Prime Minister Benjamin Netanyahu held seven meetings with Shaul Elovitch, the controlling shareholder of Bezeq, Israel's biggest telecommunications company, between 2013 and 2015, according to a report revealed in a freedom-of-information request.
The relationship between the prime minister and Elovitch has been the cause of considerable concern due to potential for conflicts of interest. Some of these meetings fit into the time period during which Netanyahu involved himself in media and telecommunications policy and even served as communications minister.
Meanwhile, Elovitch was investigated by the Israel Securities Authority last year, and officials are recommending that he and other Bezeq group executives be indicted for security violations. In addition, the ISA recommended that Shlomo Filber, a Netanyahu associate who was Communications Ministry director general while Netanyahu was also serving as minister, be indicted as well.

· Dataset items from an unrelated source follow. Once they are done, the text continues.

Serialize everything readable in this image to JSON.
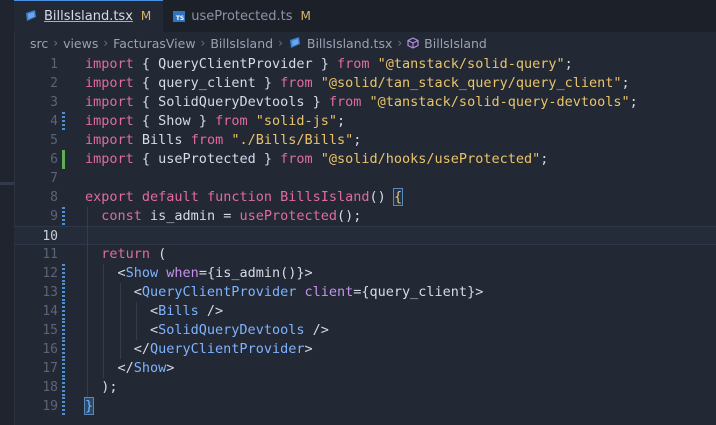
{
  "tabs": [
    {
      "name": "BillsIsland.tsx",
      "modified": "M",
      "icon": "react-icon",
      "active": true
    },
    {
      "name": "useProtected.ts",
      "modified": "M",
      "icon": "ts-icon",
      "active": false
    }
  ],
  "ts_badge": "TS",
  "breadcrumb": [
    "src",
    "views",
    "FacturasView",
    "BillsIsland",
    "BillsIsland.tsx",
    "BillsIsland"
  ],
  "current_line": 10,
  "lines": [
    {
      "n": "1",
      "mark": "",
      "tokens": [
        [
          "kw",
          "import"
        ],
        [
          "br",
          " { "
        ],
        [
          "id",
          "QueryClientProvider"
        ],
        [
          "br",
          " } "
        ],
        [
          "kw",
          "from"
        ],
        [
          "br",
          " "
        ],
        [
          "str",
          "\"@tanstack/solid-query\""
        ],
        [
          "br",
          ";"
        ]
      ]
    },
    {
      "n": "2",
      "mark": "",
      "tokens": [
        [
          "kw",
          "import"
        ],
        [
          "br",
          " { "
        ],
        [
          "id",
          "query_client"
        ],
        [
          "br",
          " } "
        ],
        [
          "kw",
          "from"
        ],
        [
          "br",
          " "
        ],
        [
          "str",
          "\"@solid/tan_stack_query/query_client\""
        ],
        [
          "br",
          ";"
        ]
      ]
    },
    {
      "n": "3",
      "mark": "",
      "tokens": [
        [
          "kw",
          "import"
        ],
        [
          "br",
          " { "
        ],
        [
          "id",
          "SolidQueryDevtools"
        ],
        [
          "br",
          " } "
        ],
        [
          "kw",
          "from"
        ],
        [
          "br",
          " "
        ],
        [
          "str",
          "\"@tanstack/solid-query-devtools\""
        ],
        [
          "br",
          ";"
        ]
      ]
    },
    {
      "n": "4",
      "mark": "mod",
      "tokens": [
        [
          "kw",
          "import"
        ],
        [
          "br",
          " { "
        ],
        [
          "id",
          "Show"
        ],
        [
          "br",
          " } "
        ],
        [
          "kw",
          "from"
        ],
        [
          "br",
          " "
        ],
        [
          "str",
          "\"solid-js\""
        ],
        [
          "br",
          ";"
        ]
      ]
    },
    {
      "n": "5",
      "mark": "",
      "tokens": [
        [
          "kw",
          "import"
        ],
        [
          "br",
          " "
        ],
        [
          "id",
          "Bills"
        ],
        [
          "br",
          " "
        ],
        [
          "kw",
          "from"
        ],
        [
          "br",
          " "
        ],
        [
          "str",
          "\"./Bills/Bills\""
        ],
        [
          "br",
          ";"
        ]
      ]
    },
    {
      "n": "6",
      "mark": "add",
      "tokens": [
        [
          "kw",
          "import"
        ],
        [
          "br",
          " { "
        ],
        [
          "id",
          "useProtected"
        ],
        [
          "br",
          " } "
        ],
        [
          "kw",
          "from"
        ],
        [
          "br",
          " "
        ],
        [
          "str",
          "\"@solid/hooks/useProtected\""
        ],
        [
          "br",
          ";"
        ]
      ]
    },
    {
      "n": "7",
      "mark": "",
      "tokens": []
    },
    {
      "n": "8",
      "mark": "",
      "tokens": [
        [
          "kw",
          "export"
        ],
        [
          "br",
          " "
        ],
        [
          "kw",
          "default"
        ],
        [
          "br",
          " "
        ],
        [
          "kw",
          "function"
        ],
        [
          "br",
          " "
        ],
        [
          "fn",
          "BillsIsland"
        ],
        [
          "br",
          "() "
        ],
        [
          "brace-hl",
          "{"
        ]
      ]
    },
    {
      "n": "9",
      "mark": "mod",
      "tokens": [
        [
          "br",
          "  "
        ],
        [
          "kw",
          "const"
        ],
        [
          "br",
          " "
        ],
        [
          "id",
          "is_admin"
        ],
        [
          "br",
          " = "
        ],
        [
          "fn",
          "useProtected"
        ],
        [
          "br",
          "();"
        ]
      ]
    },
    {
      "n": "10",
      "mark": "",
      "tokens": []
    },
    {
      "n": "11",
      "mark": "",
      "tokens": [
        [
          "br",
          "  "
        ],
        [
          "kw",
          "return"
        ],
        [
          "br",
          " ("
        ]
      ]
    },
    {
      "n": "12",
      "mark": "mod",
      "tokens": [
        [
          "br",
          "    <"
        ],
        [
          "tag",
          "Show"
        ],
        [
          "br",
          " "
        ],
        [
          "attr",
          "when"
        ],
        [
          "br",
          "={"
        ],
        [
          "id",
          "is_admin"
        ],
        [
          "br",
          "()}>"
        ]
      ]
    },
    {
      "n": "13",
      "mark": "mod",
      "tokens": [
        [
          "br",
          "      <"
        ],
        [
          "tag",
          "QueryClientProvider"
        ],
        [
          "br",
          " "
        ],
        [
          "attr",
          "client"
        ],
        [
          "br",
          "={"
        ],
        [
          "id",
          "query_client"
        ],
        [
          "br",
          "}>"
        ]
      ]
    },
    {
      "n": "14",
      "mark": "mod",
      "tokens": [
        [
          "br",
          "        <"
        ],
        [
          "tag",
          "Bills"
        ],
        [
          "br",
          " />"
        ]
      ]
    },
    {
      "n": "15",
      "mark": "mod",
      "tokens": [
        [
          "br",
          "        <"
        ],
        [
          "tag",
          "SolidQueryDevtools"
        ],
        [
          "br",
          " />"
        ]
      ]
    },
    {
      "n": "16",
      "mark": "mod",
      "tokens": [
        [
          "br",
          "      </"
        ],
        [
          "tag",
          "QueryClientProvider"
        ],
        [
          "br",
          ">"
        ]
      ]
    },
    {
      "n": "17",
      "mark": "mod",
      "tokens": [
        [
          "br",
          "    </"
        ],
        [
          "tag",
          "Show"
        ],
        [
          "br",
          ">"
        ]
      ]
    },
    {
      "n": "18",
      "mark": "mod",
      "tokens": [
        [
          "br",
          "  );"
        ]
      ]
    },
    {
      "n": "19",
      "mark": "mod",
      "tokens": [
        [
          "brace-hl2",
          "}"
        ]
      ]
    }
  ]
}
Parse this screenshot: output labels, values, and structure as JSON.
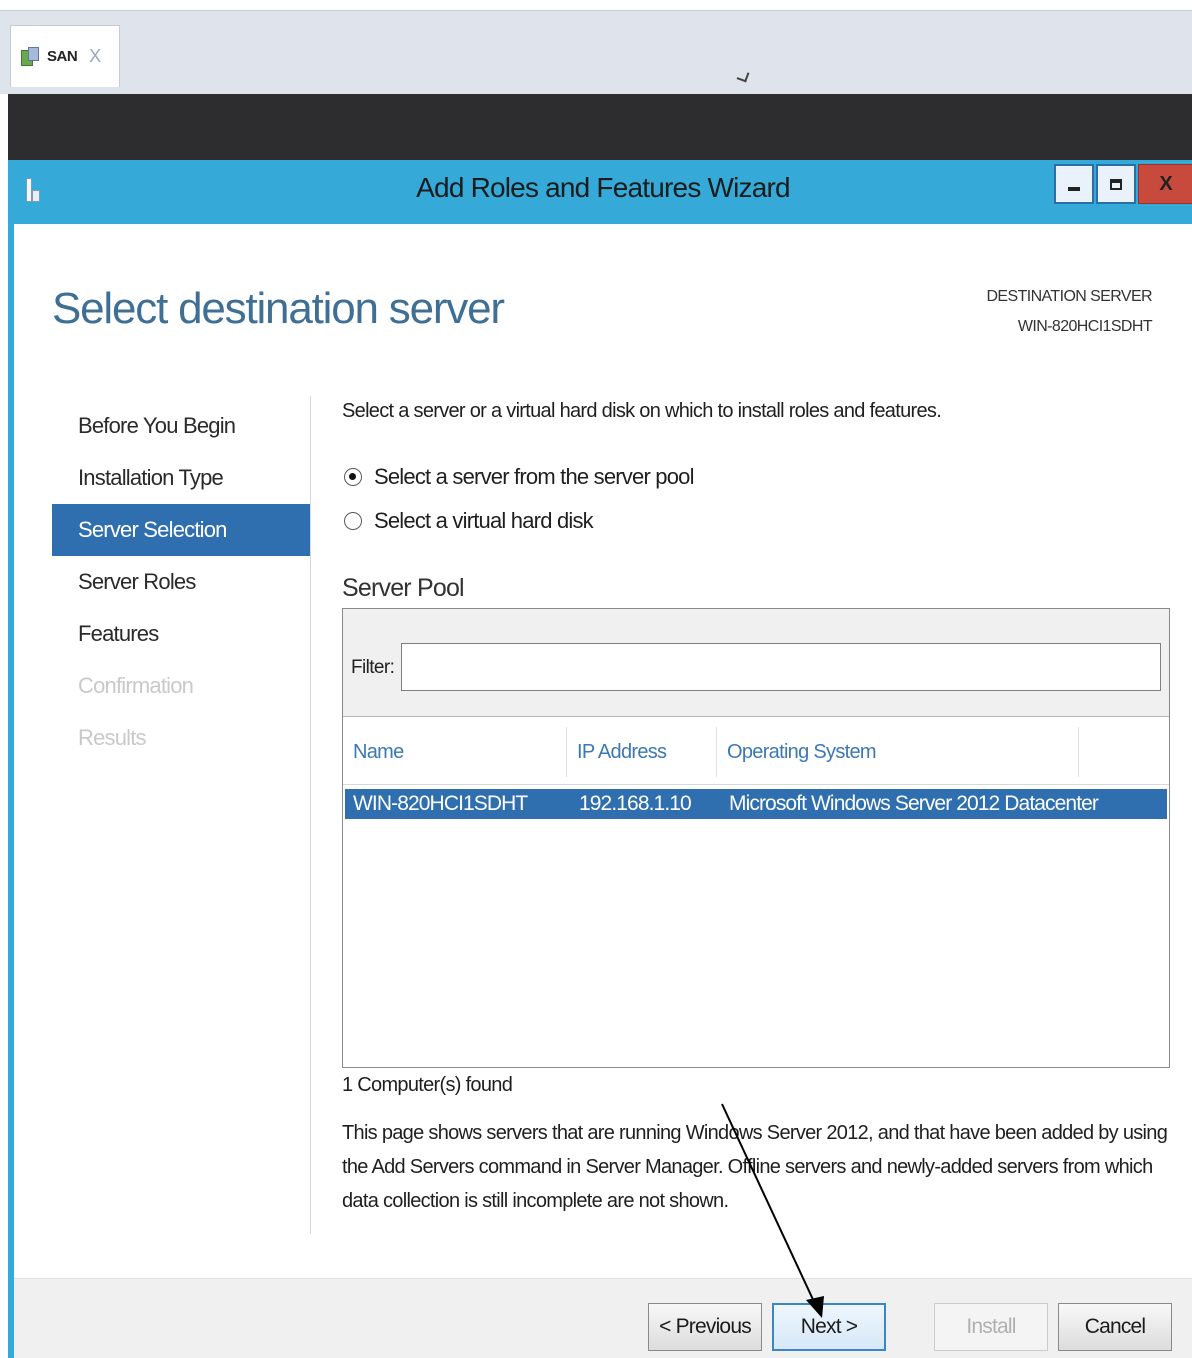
{
  "tab": {
    "label": "SAN",
    "close": "X"
  },
  "window": {
    "title": "Add Roles and Features Wizard",
    "close_label": "X"
  },
  "page": {
    "title": "Select destination server",
    "destination_label": "DESTINATION SERVER",
    "destination_server": "WIN-820HCI1SDHT"
  },
  "nav": {
    "items": [
      {
        "label": "Before You Begin",
        "state": "normal"
      },
      {
        "label": "Installation Type",
        "state": "normal"
      },
      {
        "label": "Server Selection",
        "state": "active"
      },
      {
        "label": "Server Roles",
        "state": "normal"
      },
      {
        "label": "Features",
        "state": "normal"
      },
      {
        "label": "Confirmation",
        "state": "disabled"
      },
      {
        "label": "Results",
        "state": "disabled"
      }
    ]
  },
  "content": {
    "intro": "Select a server or a virtual hard disk on which to install roles and features.",
    "options": [
      {
        "label": "Select a server from the server pool",
        "selected": true
      },
      {
        "label": "Select a virtual hard disk",
        "selected": false
      }
    ],
    "pool_label": "Server Pool",
    "filter_label": "Filter:",
    "filter_value": "",
    "columns": [
      "Name",
      "IP Address",
      "Operating System"
    ],
    "rows": [
      {
        "name": "WIN-820HCI1SDHT",
        "ip": "192.168.1.10",
        "os": "Microsoft Windows Server 2012 Datacenter"
      }
    ],
    "found": "1 Computer(s) found",
    "note": "This page shows servers that are running Windows Server 2012, and that have been added by using the Add Servers command in Server Manager. Offline servers and newly-added servers from which data collection is still incomplete are not shown."
  },
  "buttons": {
    "previous": "< Previous",
    "next": "Next >",
    "install": "Install",
    "cancel": "Cancel"
  },
  "colors": {
    "titlebar": "#35a9d8",
    "selection": "#2f6faf",
    "heading": "#3f6f95"
  }
}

The records, obtained by attorney Shahar Men-Meir, show that all seven of the meetings occurred at the prime minister's residence in Jerusalem. Two of them were dinners with spouses, which is in line with Netanyahu's assertion that he had been friends with Elovitch for a long time.
Four of the meetings occurred when Gilad Erdan was communications minister, and undertook reforms of the telecommunications market. Most of those reforms would have hurt Bezeq, which is by far the dominant telecommunications operator in Israel.
At the same time Bezeq was seeking permission to buy out 51% of its Yes satellite telecommunications unit held by Elovitch and to remove barriers that kept different operating units of the company legally separate.
Moreover, the four meetings occurred at a time when Walla, Bezeq's news site, was giving the prime minister and his wife, Sara, consistently favorable coverage. As revealed by TheMarker and Haaretz in a 2015 expose, Walla management often pulled down stories that were unfavorable to the couple.
The first of the four meetings between Netanyahu and Elovitch occurred on July 8 and December 20, 2013 and on February 2 and March 24, 2014. Two days after that final meeting, which occurred late at night, the Antitrust Authority approved the Bezeq-Yes deal – which last year became the focus of the ISA investigation.
After Erdan stepped down at the end of 2014, Netanyahu met with Elovitch three more times – on November 28, 2014, January 16, 2015 and again four days later. The latter two meetings occurred during the general election.
Even when he was serving as communications minister, Netanyahu failed to report his meetings with Elovitch as required by law. Only after the Haaretz expose – and at the behest of Attorney General Avichai Mendelblit – did the prime minister reveal he had met with Elovitch.
In July 2016, Netanyahu ceded his authority as communications minister on Bezeq-related issues to Minister Without Portfolio Tzachi Hanegbi and finally gave up the communications portfolio altogether last year.
During the debate over revealing the meetings, Netanyahu's attorney David Shomron maintained that the telecoms tycoon and his wife had been personal friends of the Netanyahus for 20 years, which exempted Netanyahu from having to disclose the information.
Even after acknowledging the meetings, Netanyahu had resisted handing over the times. But after a court ordered him to hand over similar information on meetings with billionaire Sheldon Adelson, a Netanyahu ally who owns the Israel Hayom newspaper, the prime minister had no choice but to disclose the Elovitch meetings as well.
The Prime Minister's office hadn't responded to the report by press time.